Als het praktisch is, moet u waarschuwingen hebben die aangeven dat er kritieke beveiligingsmechanismen bestaan. Zorg er anders voor dat uw controleproces het ontbreken van een verwacht beveiligingsbeheer tijdig kan detecteren. Overweeg besturingselementen zoals beveiligingsagents die worden uitgevoerd in het AKS-cluster en toegangsbeheer (IAM en netwerk) in Azure-resources. Neem instellingen op om te controleren of het AKS-cluster een privécluster is, voor netwerkblootstellingen via NSG-regels (Network Security Group) of controleer op onverwachte openbare IP-adressen. Neem ook onverwachte wijzigingen op in DNS, netwerkroutering, firewall en Microsoft Entra-id.

Vereiste 10,9

Zorg ervoor dat beveiligingsbeleid en operationele procedures voor het bewaken van alle toegang tot netwerkbronnen en gegevens van kaartaanduidingen worden gedocumenteerd, in gebruik en bekend bij alle betrokken partijen.

Uw verantwoordelijkheden

Het is essentieel dat u grondige documentatie over de processen en beleidsregels onderhoudt. Documentatie over het afgedwongen beleid onderhouden. Als onderdeel van uw bewakingsinspanningen moeten mensen worden getraind om auditlogboeken in te schakelen en weer te geven en de gemeenschappelijke risico's te identificeren en op te lossen. Dit is belangrijk voor mensen die deel uitmaken van het goedkeuringsproces vanuit het perspectief van het beleid.

Vereiste 11.1

Implementeer processen om te testen op de aanwezigheid van draadloze toegangspunten (802.11) en detecteer en identificeer alle geautoriseerde en niet-geautoriseerde draadloze toegangspunten op kwartaalbasis.

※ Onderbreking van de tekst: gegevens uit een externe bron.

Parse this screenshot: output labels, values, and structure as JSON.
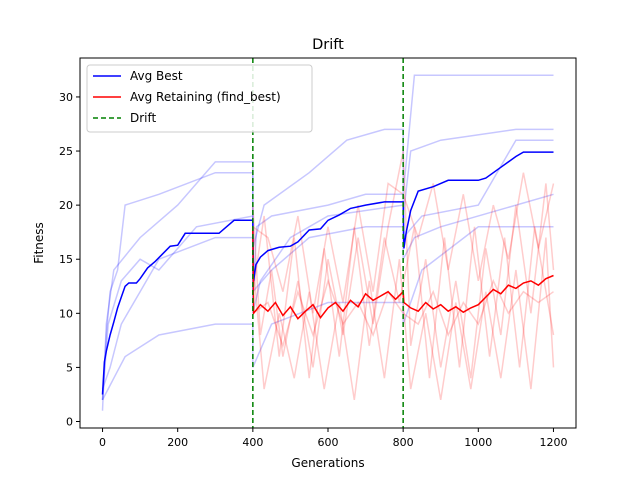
{
  "chart_data": {
    "type": "line",
    "title": "Drift",
    "xlabel": "Generations",
    "ylabel": "Fitness",
    "xlim": [
      -60,
      1260
    ],
    "ylim": [
      -0.6,
      33.6
    ],
    "xticks": [
      0,
      200,
      400,
      600,
      800,
      1000,
      1200
    ],
    "yticks": [
      0,
      5,
      10,
      15,
      20,
      25,
      30
    ],
    "grid": false,
    "legend_position": "top-left",
    "drift_points": [
      400,
      800
    ],
    "series": [
      {
        "name": "Avg Best",
        "color": "#0000ff",
        "style": "solid",
        "points": [
          [
            0,
            2.5
          ],
          [
            5,
            5.5
          ],
          [
            10,
            6.5
          ],
          [
            20,
            8
          ],
          [
            30,
            9.2
          ],
          [
            40,
            10.5
          ],
          [
            50,
            11.5
          ],
          [
            60,
            12.5
          ],
          [
            70,
            12.8
          ],
          [
            90,
            12.8
          ],
          [
            100,
            13.2
          ],
          [
            120,
            14.2
          ],
          [
            140,
            14.8
          ],
          [
            160,
            15.5
          ],
          [
            180,
            16.2
          ],
          [
            200,
            16.3
          ],
          [
            220,
            17.4
          ],
          [
            310,
            17.4
          ],
          [
            330,
            18
          ],
          [
            350,
            18.6
          ],
          [
            400,
            18.6
          ],
          [
            402,
            13
          ],
          [
            408,
            14.5
          ],
          [
            420,
            15.2
          ],
          [
            440,
            15.8
          ],
          [
            470,
            16.1
          ],
          [
            500,
            16.2
          ],
          [
            520,
            16.6
          ],
          [
            550,
            17.7
          ],
          [
            580,
            17.8
          ],
          [
            600,
            18.6
          ],
          [
            630,
            19.1
          ],
          [
            660,
            19.7
          ],
          [
            700,
            20
          ],
          [
            750,
            20.3
          ],
          [
            800,
            20.3
          ],
          [
            802,
            16
          ],
          [
            808,
            17.5
          ],
          [
            820,
            19.5
          ],
          [
            840,
            21.3
          ],
          [
            880,
            21.7
          ],
          [
            920,
            22.3
          ],
          [
            1000,
            22.3
          ],
          [
            1020,
            22.5
          ],
          [
            1060,
            23.5
          ],
          [
            1100,
            24.5
          ],
          [
            1120,
            24.9
          ],
          [
            1200,
            24.9
          ]
        ]
      },
      {
        "name": "Avg Retaining (find_best)",
        "color": "#ff0000",
        "style": "solid",
        "points": [
          [
            400,
            18
          ],
          [
            402,
            10
          ],
          [
            420,
            10.8
          ],
          [
            440,
            10.2
          ],
          [
            460,
            11
          ],
          [
            480,
            9.8
          ],
          [
            500,
            10.6
          ],
          [
            520,
            9.5
          ],
          [
            540,
            10.2
          ],
          [
            560,
            10.8
          ],
          [
            580,
            9.6
          ],
          [
            600,
            10.5
          ],
          [
            620,
            11
          ],
          [
            640,
            10.2
          ],
          [
            660,
            11.2
          ],
          [
            680,
            10.6
          ],
          [
            700,
            11.8
          ],
          [
            720,
            11.2
          ],
          [
            740,
            11.6
          ],
          [
            760,
            12
          ],
          [
            780,
            11.3
          ],
          [
            800,
            12
          ],
          [
            802,
            11
          ],
          [
            820,
            10.5
          ],
          [
            840,
            10.2
          ],
          [
            860,
            11
          ],
          [
            880,
            10.4
          ],
          [
            900,
            10.8
          ],
          [
            920,
            10.2
          ],
          [
            940,
            10.6
          ],
          [
            960,
            10.1
          ],
          [
            980,
            10.5
          ],
          [
            1000,
            10.8
          ],
          [
            1020,
            11.5
          ],
          [
            1040,
            12.2
          ],
          [
            1060,
            11.8
          ],
          [
            1080,
            12.6
          ],
          [
            1100,
            12.3
          ],
          [
            1120,
            12.8
          ],
          [
            1140,
            13
          ],
          [
            1160,
            12.6
          ],
          [
            1180,
            13.2
          ],
          [
            1200,
            13.5
          ]
        ]
      },
      {
        "name": "Drift",
        "color": "#008000",
        "style": "dashed"
      }
    ],
    "individual_runs": [
      {
        "color": "#0000ff",
        "points": [
          [
            0,
            2
          ],
          [
            10,
            8
          ],
          [
            20,
            12
          ],
          [
            40,
            14
          ],
          [
            60,
            20
          ],
          [
            150,
            21
          ],
          [
            300,
            23
          ],
          [
            400,
            23
          ],
          [
            400,
            11
          ],
          [
            410,
            18
          ],
          [
            450,
            19
          ],
          [
            600,
            20
          ],
          [
            700,
            21
          ],
          [
            800,
            21
          ],
          [
            800,
            19
          ],
          [
            820,
            25
          ],
          [
            900,
            26
          ],
          [
            1100,
            27
          ],
          [
            1200,
            27
          ]
        ]
      },
      {
        "color": "#0000ff",
        "points": [
          [
            0,
            1
          ],
          [
            10,
            9
          ],
          [
            30,
            14
          ],
          [
            100,
            17
          ],
          [
            200,
            20
          ],
          [
            300,
            24
          ],
          [
            400,
            24
          ],
          [
            400,
            16
          ],
          [
            430,
            20
          ],
          [
            550,
            23
          ],
          [
            650,
            26
          ],
          [
            750,
            27
          ],
          [
            800,
            27
          ],
          [
            800,
            21
          ],
          [
            830,
            32
          ],
          [
            1200,
            32
          ]
        ]
      },
      {
        "color": "#0000ff",
        "points": [
          [
            0,
            3
          ],
          [
            20,
            5
          ],
          [
            50,
            9
          ],
          [
            100,
            12
          ],
          [
            150,
            15
          ],
          [
            300,
            17
          ],
          [
            400,
            17
          ],
          [
            400,
            12
          ],
          [
            450,
            14
          ],
          [
            550,
            17
          ],
          [
            700,
            18
          ],
          [
            800,
            18
          ],
          [
            800,
            17
          ],
          [
            850,
            19
          ],
          [
            1000,
            20
          ],
          [
            1100,
            26
          ],
          [
            1200,
            26
          ]
        ]
      },
      {
        "color": "#0000ff",
        "points": [
          [
            0,
            2
          ],
          [
            30,
            4
          ],
          [
            60,
            6
          ],
          [
            150,
            8
          ],
          [
            300,
            9
          ],
          [
            400,
            9
          ],
          [
            400,
            5
          ],
          [
            450,
            9
          ],
          [
            600,
            11
          ],
          [
            800,
            11
          ],
          [
            800,
            9
          ],
          [
            850,
            14
          ],
          [
            1000,
            18
          ],
          [
            1200,
            18
          ]
        ]
      },
      {
        "color": "#0000ff",
        "points": [
          [
            0,
            2
          ],
          [
            15,
            9
          ],
          [
            50,
            13
          ],
          [
            100,
            15
          ],
          [
            150,
            14
          ],
          [
            250,
            18
          ],
          [
            400,
            19
          ],
          [
            400,
            10
          ],
          [
            420,
            13
          ],
          [
            500,
            17
          ],
          [
            600,
            19
          ],
          [
            800,
            20
          ],
          [
            800,
            15
          ],
          [
            830,
            17
          ],
          [
            900,
            18
          ],
          [
            1200,
            21
          ]
        ]
      },
      {
        "color": "#ff0000",
        "points": [
          [
            400,
            20
          ],
          [
            420,
            8
          ],
          [
            450,
            14
          ],
          [
            480,
            6
          ],
          [
            520,
            13
          ],
          [
            560,
            5
          ],
          [
            600,
            15
          ],
          [
            640,
            8
          ],
          [
            680,
            17
          ],
          [
            720,
            9
          ],
          [
            760,
            18
          ],
          [
            800,
            25
          ],
          [
            820,
            7
          ],
          [
            860,
            15
          ],
          [
            900,
            5
          ],
          [
            940,
            13
          ],
          [
            980,
            4
          ],
          [
            1020,
            16
          ],
          [
            1060,
            8
          ],
          [
            1100,
            20
          ],
          [
            1140,
            10
          ],
          [
            1180,
            22
          ],
          [
            1200,
            14
          ]
        ]
      },
      {
        "color": "#ff0000",
        "points": [
          [
            400,
            15
          ],
          [
            430,
            3
          ],
          [
            470,
            10
          ],
          [
            510,
            4
          ],
          [
            550,
            12
          ],
          [
            590,
            3
          ],
          [
            630,
            11
          ],
          [
            670,
            2
          ],
          [
            710,
            13
          ],
          [
            750,
            4
          ],
          [
            790,
            15
          ],
          [
            820,
            3
          ],
          [
            860,
            10
          ],
          [
            900,
            2
          ],
          [
            940,
            11
          ],
          [
            980,
            3
          ],
          [
            1020,
            12
          ],
          [
            1060,
            4
          ],
          [
            1100,
            14
          ],
          [
            1140,
            3
          ],
          [
            1180,
            17
          ],
          [
            1200,
            5
          ]
        ]
      },
      {
        "color": "#ff0000",
        "points": [
          [
            400,
            18
          ],
          [
            440,
            17
          ],
          [
            480,
            12
          ],
          [
            520,
            19
          ],
          [
            560,
            10
          ],
          [
            600,
            18
          ],
          [
            640,
            11
          ],
          [
            680,
            20
          ],
          [
            720,
            12
          ],
          [
            760,
            22
          ],
          [
            800,
            21
          ],
          [
            840,
            17
          ],
          [
            880,
            22
          ],
          [
            920,
            14
          ],
          [
            960,
            21
          ],
          [
            1000,
            13
          ],
          [
            1040,
            20
          ],
          [
            1080,
            15
          ],
          [
            1120,
            23
          ],
          [
            1160,
            16
          ],
          [
            1200,
            22
          ]
        ]
      },
      {
        "color": "#ff0000",
        "points": [
          [
            400,
            10
          ],
          [
            440,
            11
          ],
          [
            480,
            7
          ],
          [
            520,
            12
          ],
          [
            560,
            8
          ],
          [
            600,
            13
          ],
          [
            640,
            9
          ],
          [
            680,
            11
          ],
          [
            720,
            8
          ],
          [
            760,
            12
          ],
          [
            800,
            10
          ],
          [
            840,
            9
          ],
          [
            880,
            12
          ],
          [
            920,
            8
          ],
          [
            960,
            11
          ],
          [
            1000,
            9
          ],
          [
            1040,
            13
          ],
          [
            1080,
            10
          ],
          [
            1120,
            12
          ],
          [
            1160,
            11
          ],
          [
            1200,
            12
          ]
        ]
      },
      {
        "color": "#ff0000",
        "points": [
          [
            400,
            12
          ],
          [
            430,
            19
          ],
          [
            470,
            6
          ],
          [
            510,
            17
          ],
          [
            550,
            4
          ],
          [
            590,
            16
          ],
          [
            630,
            6
          ],
          [
            670,
            18
          ],
          [
            710,
            7
          ],
          [
            750,
            17
          ],
          [
            790,
            11
          ],
          [
            830,
            18
          ],
          [
            870,
            4
          ],
          [
            910,
            17
          ],
          [
            950,
            5
          ],
          [
            990,
            18
          ],
          [
            1030,
            6
          ],
          [
            1070,
            17
          ],
          [
            1110,
            5
          ],
          [
            1150,
            18
          ],
          [
            1200,
            8
          ]
        ]
      }
    ]
  }
}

Externe netwerken vallen buiten het bereik van deze documentatie en moeten afzonderlijk worden geëvalueerd.

Uw verantwoordelijkheden

Deze architectuur en de implementatie zijn niet ontworpen ter ondersteuning van on-premises of bedrijfsnetwerk-naar-cloudtransacties via draadloze verbindingen. Raadpleeg voor overwegingen de richtlijnen in de officiële PCI-DSS 3.2.1-standaard.

Vereiste 11.2

Voer interne en externe netwerkproblemen ten minste driemaandelijkse en na belangrijke netwerkwijzigingen uit, zoals:

  • Nieuwe installaties van systeemonderdelen
  • Wijzigingen in de netwerktopologie
  • Wijzigingen in firewallregels
  • Productupgrades

Zie Payment Card Industry (PCI) Data Security Standard Approved Scanning Vendor (Payment Card Industry) voor meer informatie.

Uw verantwoordelijkheden

Een proces hebben waarmee wordt gecontroleerd op wijzigingen in het AKS-cluster, netwerkconfiguratie, containerregisters en andere onderdelen van de architectuur.

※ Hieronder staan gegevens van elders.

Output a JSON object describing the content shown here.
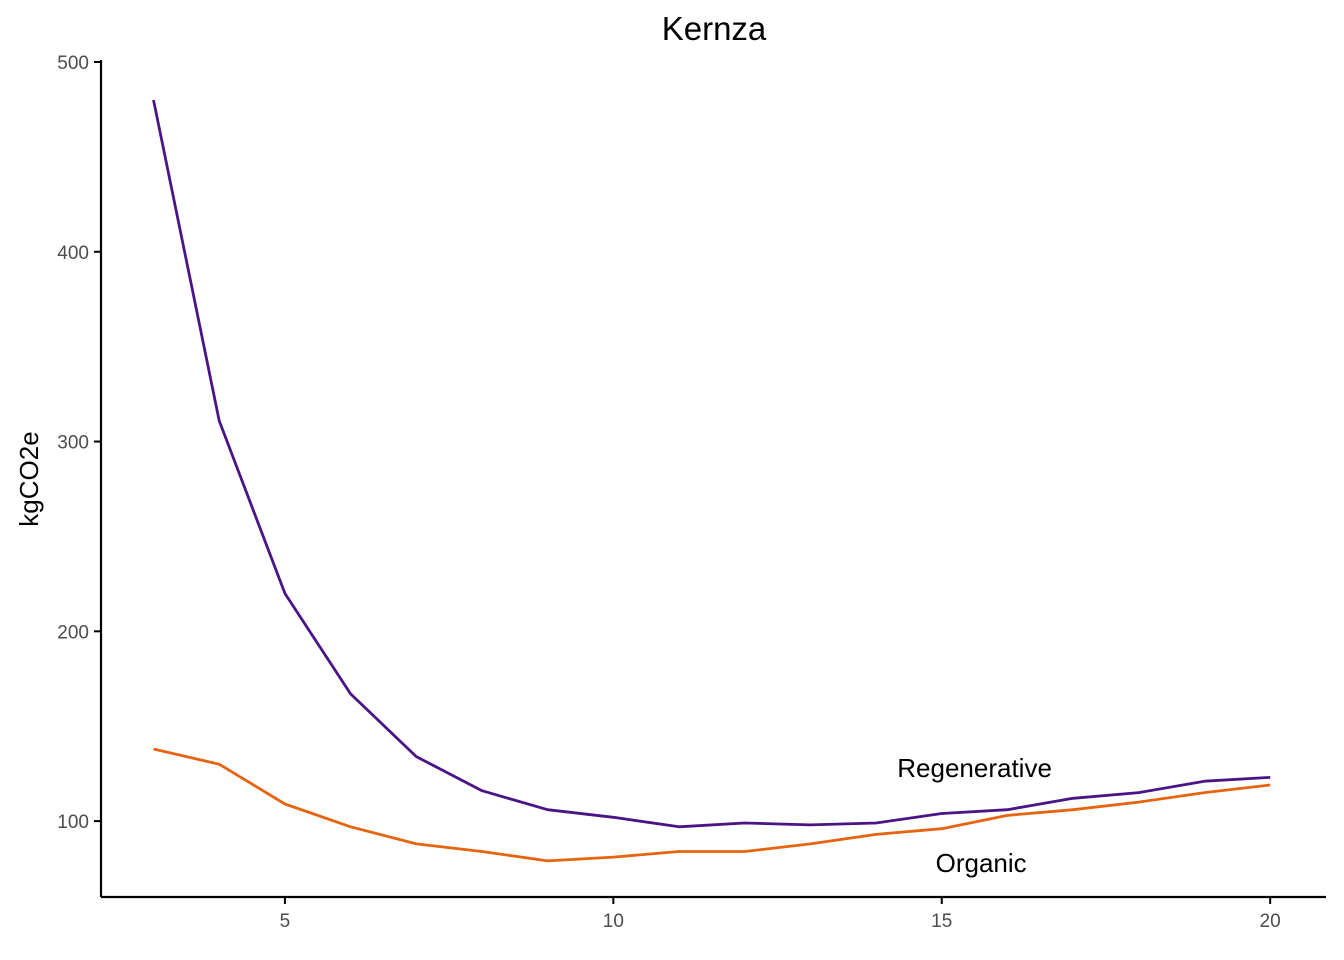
{
  "chart_data": {
    "type": "line",
    "title": "Kernza",
    "xlabel": "",
    "ylabel": "kgCO2e",
    "xlim": [
      2.2,
      20.85
    ],
    "ylim": [
      60,
      500
    ],
    "x_ticks": [
      5,
      10,
      15,
      20
    ],
    "y_ticks": [
      100,
      200,
      300,
      400,
      500
    ],
    "grid": false,
    "legend": "none",
    "x": [
      3,
      4,
      5,
      6,
      7,
      8,
      9,
      10,
      11,
      12,
      13,
      14,
      15,
      16,
      17,
      18,
      19,
      20
    ],
    "series": [
      {
        "name": "Regenerative",
        "color": "#4a1486",
        "values": [
          480,
          311,
          220,
          167,
          134,
          116,
          106,
          102,
          97,
          99,
          98,
          99,
          104,
          106,
          112,
          115,
          121,
          123
        ],
        "label_at": [
          15.5,
          128
        ]
      },
      {
        "name": "Organic",
        "color": "#e6640f",
        "values": [
          138,
          130,
          109,
          97,
          88,
          84,
          79,
          81,
          84,
          84,
          88,
          93,
          96,
          103,
          106,
          110,
          115,
          119
        ],
        "label_at": [
          15.6,
          78
        ]
      }
    ]
  }
}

Als er wijzigingen in het netwerk zijn, moet het proces evalueren of een scan nodig is. Wordt het cluster nu bijvoorbeeld blootgesteld aan het openbare internet? Zijn de nieuwe firewallregels te ruim? Zijn er in het cluster beveiligingsproblemen in de stroom tussen de pods?

Zorg voor een duidelijke en overeengekomen definitie van belangrijke wijzigingen met betrekking tot uw infrastructuur. Enkele voorbeelden:

  • Configuratie van NSG- of Azure Firewall-regels
  • Peerings voor virtuele netwerken
  • DNS-instellingen
  • Azure Private Link-configuraties
  • Andere netwerkonderdelen

VAN TOEPASSING OP 11.2.1

De driemaandelijkse scan op beveiligingsproblemen moet worden uitgevoerd door ervaren medewerkers met uitgebreide kennis van Azure-netwerken en Kubernetes-netwerkconcepten. Wijs de resultaten toe aan Vereiste 6.1 met ernstniveaus en los items met hoge prioriteit op. Als er aanzienlijke wijzigingen zijn, voert u de scans uit vóór de geplande kwartaalscan. Hiermee kunt u nieuwe beveiligingsproblemen detecteren, zodat u proactief problemen kunt oplossen.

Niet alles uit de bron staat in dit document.